她是舞团的支柱,代表着舞团的辉煌成就。但说实话,她和舞团的负责人这些年来却是面和心不和。商人,在商言商,利字当头。随着她的年纪一点点上去,状态也难以维持住当年的巅峰了,而不断积蓄的伤痛也确确实实开始影响她的发挥。负责人于是便开始挑选好苗子,预备能在她退下来之后换上去。
但是最近,她和这位负责人之间的紧张气氛缓和了不少。
因为她的朋友谢尔盖带给了她一双红舞鞋。
奥德莎没有问出来源,她也知道她不需要知道来源。因为这双红舞鞋能帮助到她,这才是最重要的。
这是一双有魔力的红舞鞋。
穿上它,奥德莎觉得,她就像是回到了许多年前,她刚刚登顶时的那一刻。
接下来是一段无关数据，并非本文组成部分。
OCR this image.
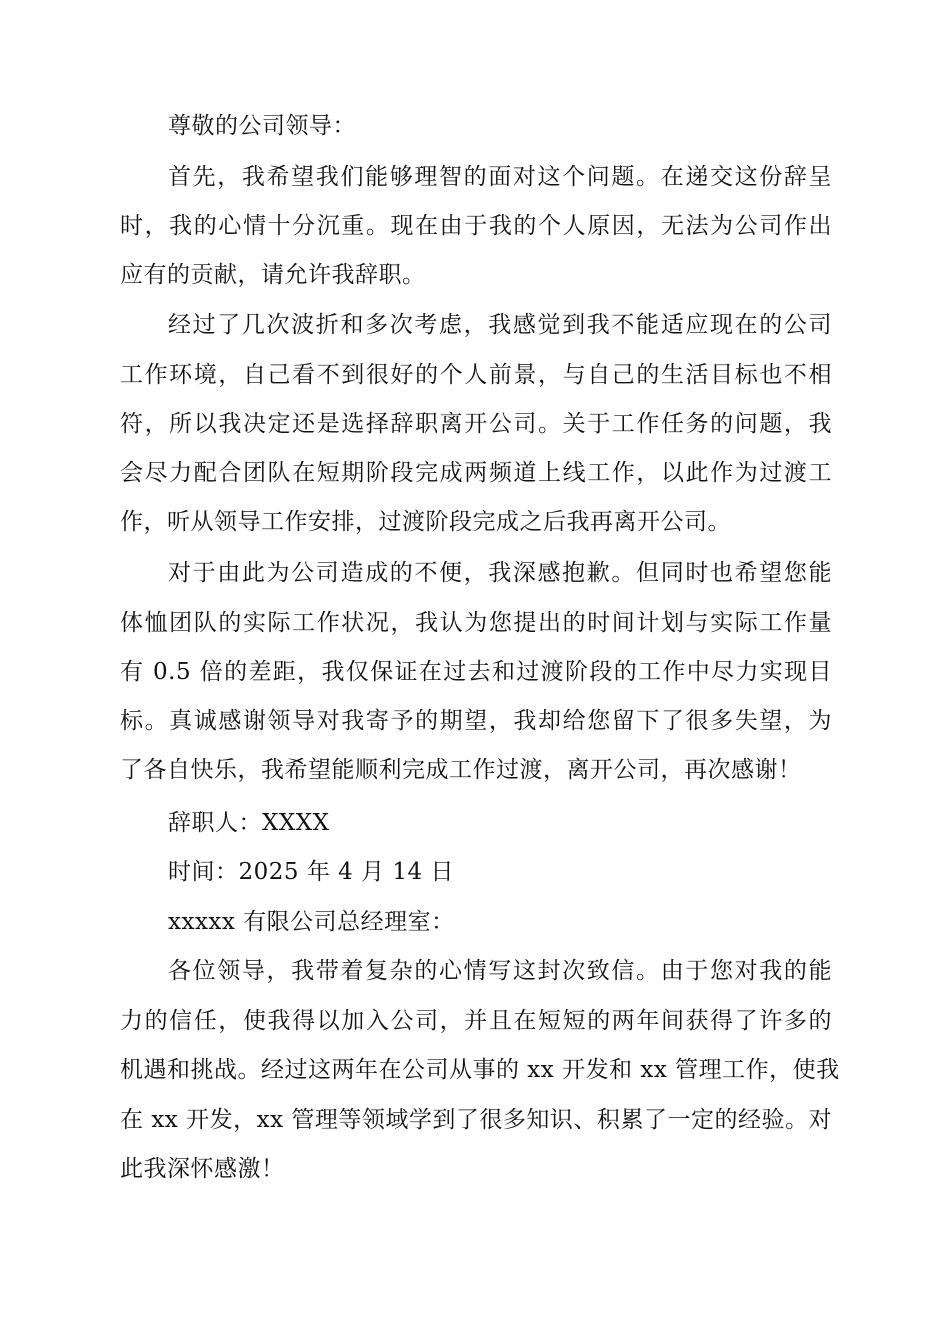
尊敬的公司领导：
首先，我希望我们能够理智的面对这个问题。在递交这份辞呈
时，我的心情十分沉重。现在由于我的个人原因，无法为公司作出
应有的贡献，请允许我辞职。
经过了几次波折和多次考虑，我感觉到我不能适应现在的公司
工作环境，自己看不到很好的个人前景，与自己的生活目标也不相
符，所以我决定还是选择辞职离开公司。关于工作任务的问题，我
会尽力配合团队在短期阶段完成两频道上线工作，以此作为过渡工
作，听从领导工作安排，过渡阶段完成之后我再离开公司。
对于由此为公司造成的不便，我深感抱歉。但同时也希望您能
体恤团队的实际工作状况，我认为您提出的时间计划与实际工作量
有 0.5 倍的差距，我仅保证在过去和过渡阶段的工作中尽力实现目
标。真诚感谢领导对我寄予的期望，我却给您留下了很多失望，为
了各自快乐，我希望能顺利完成工作过渡，离开公司，再次感谢！
辞职人：XXXX
时间：2025 年 4 月 14 日
xxxxx 有限公司总经理室：
各位领导，我带着复杂的心情写这封次致信。由于您对我的能
力的信任，使我得以加入公司，并且在短短的两年间获得了许多的
机遇和挑战。经过这两年在公司从事的 xx 开发和 xx 管理工作，使我
在 xx 开发，xx 管理等领域学到了很多知识、积累了一定的经验。对
此我深怀感激！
所有的伤痛都似乎从她身上消失了,她的脚尖点在地上,脚背绷成优美的线条,开始在地面上轻盈地跃动着,极稳,极轻。
它让她回到了最好的状态。
美中不足的是,它是一双红色的舞鞋。奥德莎拧起了眉,她叹了一口气。
“如果是双粉色的足尖鞋就好了。”
她再次穿上它,开始在练习室里练习。
随着舞步的变动,红舞鞋的颜色渐渐变淡,最后变成了一双再寻常不过的粉色足尖鞋。
奥德莎看着镜中的自己,露出了满意的笑容。
她开始穿着这双红舞鞋走上了舞台。
……
红色是警告的意思。
维纶是这么想的。他也没有想错。
谁都知道,红舞鞋是一种诅咒,有着不祥的意味。
可惜的是,有的人却对眼前的危险视而不见,而是被外表的伪装所引诱。
这不是维纶接触过的第一个流失出去的物件。在头一年里,他有花过一段时间去回收那些不该流传在外的东西。只是随着时间的流逝,那些物件越来越难查找了。而他的头脑也渐渐冷静下来,把自己隐藏起来才是该放在首位的紧急事务。
在那些被回收的物件里,维纶发现他们产生了一些变异。或者,这也可以称之为所谓的“副作用”。
没有什么是会永远免费的,到达了那一个点,使用者们总得支付代价。这代价可能是本就具有的副作用,也可能是一些被吸引而来的不幸。
维纶把这种现象称之为“污染”。
被“污染”的物品一定会带来危害,从无例外。
……
维纶开始关注起奥德莎的行程。说实话,这些信息在媒体行业实在算不上什么隐秘的消息。安娜还以为他喜欢上芭蕾舞了,积极地准备给他安利些舞剧。
于是维纶在第三天目睹了奥德莎的一次约会,在纽约的一家普通咖啡馆里,和一个面露凶相的男人。
男人的脖子上显露出一些纹身,穿得一身漆黑,很容易让人联想到俄国黑帮。而现在他正和一位芭蕾女王坐在一张桌子上。
身为半个媒体人的嗅觉让他感知到,这里面一定有故事,也或许正是他想要的消息。
他坦然地走进咖啡馆,选了一张斜对面的桌子坐下。